Seven Individuals and Five Corporations Sentenced for Health Care Fraud and Conspiracy to Commit Health Care Fraud
|U.S. Attorney’s Office January 11, 2013|
NEW ORLEANS—Dr. Jack Voight, age 81, of Metairie, Louisiana, and Ernestine Girod, age 47, of Gretna, Louisiana, were sentenced today by U.S. District Court Judge Lance M. Africk for their roles in a sweeping health care fraud scheme, announced U.S. Attorney Dana J. Boente. Voight was sentenced to 24 months’ imprisonment followed by 13 months of home confinement and ordered to immediately pay a $25,000 fine. Girod was sentenced to six months in a halfway house.
On December 6 and 7, 2012, five individuals and the corporations they owned were sentenced for their roles in the health care fraud and money laundering scheme. Daria Litvinova, age 25, of Metairie, Louisiana, was sentenced to 20 months’ imprisonment for conspiracy to commit health care fraud. Vadim Mysak, age 25, of Kenner, Louisiana, was sentenced to 49 months’ imprisonment for conspiracy to commit health care fraud and money laundering. Two Louisiana corporations, Metairie Health Care Inc., owned by Litvinova, and New Millennium Medical Group Inc., owned by Mysak, were sentenced to five years’ probation for conspiracy to commit health care fraud. Anna Aivazova, age 43, of Sherman Oaks, California, was sentenced to 30 months’ imprisonment for conspiracy to commit health care fraud. Her company, Solo Lucky, a California corporation, was sentenced to five years’ probation for its role in the fraudulent billing scheme. Artem Gasparyan, age 56, of Metairie, Louisiana, was sentenced to 37 months’ imprisonment for conspiracy to commit health care fraud. Aram Khlgatian, age 56, of Metairie, Louisiana, was sentenced to 108 months’ imprisonment for health care fraud. Health Plus Consulting Inc. and Saturn Medical Group, both Louisiana corporations, were sentenced to five years’ probation for conspiracy to commit health care fraud.
According to the superseding indictment, all the defendants participated in a criminal organization for the purpose of fraudulently billing Medicare and Medicaid. Recruiters such as Girod found patients to bring to the indicted medical clinics for medical tests that were not performed and not medically necessary. The clinics’ patients were moved between the various clinics and repeatedly underwent the same unnecessary tests. According to the superseding indictment, the doctors, including Voight, gave the patients prescriptions for drugs, usually narcotics, for their cooperation, and the recruiters were provided cash and prescription drugs for their services. Thereafter, bills for the false and unnecessary services were submitted to Medicaid and Medicare by Solo Lucky, a medical claims processing and billing company owned by Aivazova, that worked with most of the indicted New Orleans-area clinics. In return, Aivazova was paid a fee for each amount billed.

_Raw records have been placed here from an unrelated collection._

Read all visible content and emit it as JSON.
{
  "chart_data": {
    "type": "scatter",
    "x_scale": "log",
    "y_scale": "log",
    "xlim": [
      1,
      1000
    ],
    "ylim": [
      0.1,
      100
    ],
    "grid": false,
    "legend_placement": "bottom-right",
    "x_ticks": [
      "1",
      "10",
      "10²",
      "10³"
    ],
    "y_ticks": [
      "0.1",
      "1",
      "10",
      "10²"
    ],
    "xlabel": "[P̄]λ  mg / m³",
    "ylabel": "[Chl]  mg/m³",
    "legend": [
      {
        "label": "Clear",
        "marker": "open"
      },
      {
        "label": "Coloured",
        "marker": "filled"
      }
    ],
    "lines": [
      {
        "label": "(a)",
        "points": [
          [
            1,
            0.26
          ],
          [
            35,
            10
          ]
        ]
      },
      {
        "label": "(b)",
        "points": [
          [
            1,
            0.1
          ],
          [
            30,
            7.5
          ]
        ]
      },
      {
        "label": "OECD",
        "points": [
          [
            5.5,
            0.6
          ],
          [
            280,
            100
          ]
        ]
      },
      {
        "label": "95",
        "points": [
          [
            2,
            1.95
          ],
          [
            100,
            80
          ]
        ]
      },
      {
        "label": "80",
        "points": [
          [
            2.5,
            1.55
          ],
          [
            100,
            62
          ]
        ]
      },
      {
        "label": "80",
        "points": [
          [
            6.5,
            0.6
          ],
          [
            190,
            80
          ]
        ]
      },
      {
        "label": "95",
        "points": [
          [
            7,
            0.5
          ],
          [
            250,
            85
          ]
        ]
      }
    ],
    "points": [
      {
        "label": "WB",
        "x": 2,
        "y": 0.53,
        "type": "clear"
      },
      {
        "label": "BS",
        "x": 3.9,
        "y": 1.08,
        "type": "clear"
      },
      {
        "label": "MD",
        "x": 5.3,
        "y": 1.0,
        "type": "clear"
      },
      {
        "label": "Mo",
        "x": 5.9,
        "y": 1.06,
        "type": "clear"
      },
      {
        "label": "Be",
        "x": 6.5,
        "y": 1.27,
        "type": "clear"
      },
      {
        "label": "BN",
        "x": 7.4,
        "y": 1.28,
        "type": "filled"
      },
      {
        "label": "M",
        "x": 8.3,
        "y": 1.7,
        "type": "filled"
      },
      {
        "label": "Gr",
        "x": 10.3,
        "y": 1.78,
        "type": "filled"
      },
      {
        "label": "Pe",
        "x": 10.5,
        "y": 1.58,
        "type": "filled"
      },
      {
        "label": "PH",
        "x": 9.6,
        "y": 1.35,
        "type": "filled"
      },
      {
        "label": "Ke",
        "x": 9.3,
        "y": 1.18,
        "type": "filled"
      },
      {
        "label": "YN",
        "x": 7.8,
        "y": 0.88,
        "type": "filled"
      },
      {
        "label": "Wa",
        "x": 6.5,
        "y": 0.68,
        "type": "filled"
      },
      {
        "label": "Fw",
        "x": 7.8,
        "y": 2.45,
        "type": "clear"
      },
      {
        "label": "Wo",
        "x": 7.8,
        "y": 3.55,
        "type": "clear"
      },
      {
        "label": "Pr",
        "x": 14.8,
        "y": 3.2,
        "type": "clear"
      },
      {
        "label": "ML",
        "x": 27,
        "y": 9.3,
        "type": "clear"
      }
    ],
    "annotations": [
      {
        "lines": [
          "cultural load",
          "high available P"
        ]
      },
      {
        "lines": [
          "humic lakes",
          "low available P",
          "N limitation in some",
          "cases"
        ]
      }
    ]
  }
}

Once Medicare and Medicaid paid the clinics, Mysak conspired with another individual to engage in a series of financial transactions designed to disguise the fact that they had obtained the money unlawfully and hide the funds from Medicare and Medicaid. In particular, Mysak purchased used medical equipment on behalf of the medical clinics from a California medical equipment company. The prices Mysak paid for the used medical equipment was significantly more than the value of the medical equipment. Often brand new medical equipment could have been purchased for much less than Mysak and the medical clinics paid for the used equipment. Mysak also paid exorbitant repair fees to supposedly repair the already outdated equipment when the repairs never actually happened. In total, the clinics, through Mysak and others, paid the California co-conspirator more than $2,700,000 between January 2009 and April 2011.
All the defendants were ordered to pay restitution to Medicare and Medicaid for all money they received in the fraudulent scheme totaling more than $9 million.
“The integrity of Medicare and Medicaid payments is a priority of the Department of Justice,” said U.S. Attorney Dana J. Boente. “This office will continue its vigilant investigations and prosecutions of those who attempt to defraud the health care system.”
“This aggressive multi-agency effort has dismantled a significant health care fraud operation and sends a clear message to those who rob taxpayer dollars and exploit vulnerable residents that depend on Medicaid and Medicare for care,” added Louisiana State Attorney General Buddy Caldwell.
Sentencing on Dr. Jerry Haskin and Dr. Yelena Ivanova, two other physicians involved in the scheme, is schedule for January 24, 2013.
The investigation was conducted by special agents of the Federal Bureau of Investigation; the U.S. Department of Health and Human Services, Office of Inspector General; and the Louisiana Department of Justice, Medicaid Fraud Control Unit. The case is being prosecuted by Assistant U.S. Attorneys Patrice Harris Sullivan, G. Dall Kammer, Jordan Ginsberg, and Juliana Etland.